Astaire’s innovations came along at the right time, just as Armstrong’s had, and were charismatic for exactly the same reasons: Astaire was incomparable. There may have been greater tap dancers than Astaire in some Harlem somewhere in America. Or, Astaire may have been right when he supposedly said that Bill Robinson was the greatest dancer he had ever seen. Even so, we can’t be sure: What a genius sees when experiencing someone else working within his idiom is usually not only what is going on but what is implied. As it stands, taking into consideration all of the racist limitations that meant there could be no black leading men in the 1930s, we have to recognize Astaire for what he was. Not, as Honi Coles * observed, the greatest tap dancer but the greatest American dancer, because Astaire was a master of blending and invention, as all truly superior domestic artists must be.
Astaire had the singular ability to tell stories through the medium of the body in combination with the face, a face that never quite became handsome but was transformed through his inimitable poise into something persuasively alluring. Beyond that, as proved in the 1936 solo “Bojangles of Harlem,” Astaire was capable of overcoming a condescending set of lyrics and the toned-down burnt-cork conventions of minstrelsy. In their place, he offers a joie de vivre that celebrates the richest meaning of its subject rather than insults a grand master of the tap dance and the ethnic group from which he came. Such transcendence was central to the power of Armstrong’s art, which could overcome lyrics, ditties, minstrelsy, and anything else that would reduce the force of his aesthetic will.
The biggest difference between Armstrong and Astaire was that everything stopped with Astaire, while Armstrong opened up a new world of individuality that made it possible for many giants to follow in his wake. After Armstrong came Art Tatum, Coleman Hawkins, Duke Ellington, Lester Young, Charlie Parker, Thelonious Monk, Charles Mingus, Miles Davis, John Coltrane, and Ornette Coleman.
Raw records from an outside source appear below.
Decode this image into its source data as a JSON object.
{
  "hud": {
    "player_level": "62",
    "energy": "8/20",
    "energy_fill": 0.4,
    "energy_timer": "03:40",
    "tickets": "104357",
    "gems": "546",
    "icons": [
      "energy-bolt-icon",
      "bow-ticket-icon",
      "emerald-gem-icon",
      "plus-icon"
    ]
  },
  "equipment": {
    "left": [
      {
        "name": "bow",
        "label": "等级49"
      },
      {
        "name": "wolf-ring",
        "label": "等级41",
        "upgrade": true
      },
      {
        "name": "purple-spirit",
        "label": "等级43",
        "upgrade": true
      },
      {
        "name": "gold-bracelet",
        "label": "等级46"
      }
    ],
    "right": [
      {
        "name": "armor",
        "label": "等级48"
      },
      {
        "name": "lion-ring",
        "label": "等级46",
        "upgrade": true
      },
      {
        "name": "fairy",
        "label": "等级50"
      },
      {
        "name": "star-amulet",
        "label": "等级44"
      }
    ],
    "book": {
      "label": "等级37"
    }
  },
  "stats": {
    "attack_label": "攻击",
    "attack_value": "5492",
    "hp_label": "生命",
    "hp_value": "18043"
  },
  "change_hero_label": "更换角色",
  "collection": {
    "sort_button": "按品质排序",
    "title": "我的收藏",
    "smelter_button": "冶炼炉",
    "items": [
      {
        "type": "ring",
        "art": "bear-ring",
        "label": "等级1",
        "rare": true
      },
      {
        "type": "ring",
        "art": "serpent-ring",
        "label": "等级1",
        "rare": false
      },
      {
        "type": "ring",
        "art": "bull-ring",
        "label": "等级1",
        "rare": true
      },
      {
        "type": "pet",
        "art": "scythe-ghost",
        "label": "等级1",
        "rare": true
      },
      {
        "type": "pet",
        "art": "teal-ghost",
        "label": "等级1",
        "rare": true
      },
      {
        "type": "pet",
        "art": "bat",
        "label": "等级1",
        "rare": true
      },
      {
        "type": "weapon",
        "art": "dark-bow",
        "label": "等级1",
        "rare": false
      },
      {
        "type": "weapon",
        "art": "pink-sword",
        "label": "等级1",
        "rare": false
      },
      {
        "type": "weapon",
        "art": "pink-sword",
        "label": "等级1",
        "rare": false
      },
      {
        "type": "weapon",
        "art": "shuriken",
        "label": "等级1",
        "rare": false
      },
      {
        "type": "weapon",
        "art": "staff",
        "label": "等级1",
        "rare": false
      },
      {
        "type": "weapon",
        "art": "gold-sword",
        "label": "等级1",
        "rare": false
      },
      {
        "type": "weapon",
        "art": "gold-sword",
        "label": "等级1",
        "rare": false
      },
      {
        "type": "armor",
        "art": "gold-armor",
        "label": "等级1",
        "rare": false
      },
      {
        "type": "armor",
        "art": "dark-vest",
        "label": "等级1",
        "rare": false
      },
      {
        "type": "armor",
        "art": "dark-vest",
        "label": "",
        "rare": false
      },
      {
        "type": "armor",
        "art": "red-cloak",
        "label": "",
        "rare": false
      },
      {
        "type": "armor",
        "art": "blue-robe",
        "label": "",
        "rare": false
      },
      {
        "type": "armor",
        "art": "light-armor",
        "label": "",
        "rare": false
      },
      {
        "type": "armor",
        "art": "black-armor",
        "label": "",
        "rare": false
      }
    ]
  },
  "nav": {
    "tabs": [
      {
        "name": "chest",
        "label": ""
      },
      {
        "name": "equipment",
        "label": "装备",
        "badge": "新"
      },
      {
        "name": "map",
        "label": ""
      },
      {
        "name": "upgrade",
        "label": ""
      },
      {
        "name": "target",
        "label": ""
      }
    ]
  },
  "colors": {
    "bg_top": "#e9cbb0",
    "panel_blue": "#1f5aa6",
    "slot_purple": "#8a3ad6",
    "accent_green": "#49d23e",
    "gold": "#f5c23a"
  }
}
Who were the giants we saw emerge after Astaire? I say none. It seemed, once upon a time, that Michael Jackson had the charisma and the flexibility to take up where Astaire had left off, but that soon proved to be a naive thought. Jackson devolved into a narcissistic mannequin who, instead of dancing, might just as easily have been doing exercises before a mirror. The vast province of American elegance that Astaire opened still awaits a talent of appropriate size.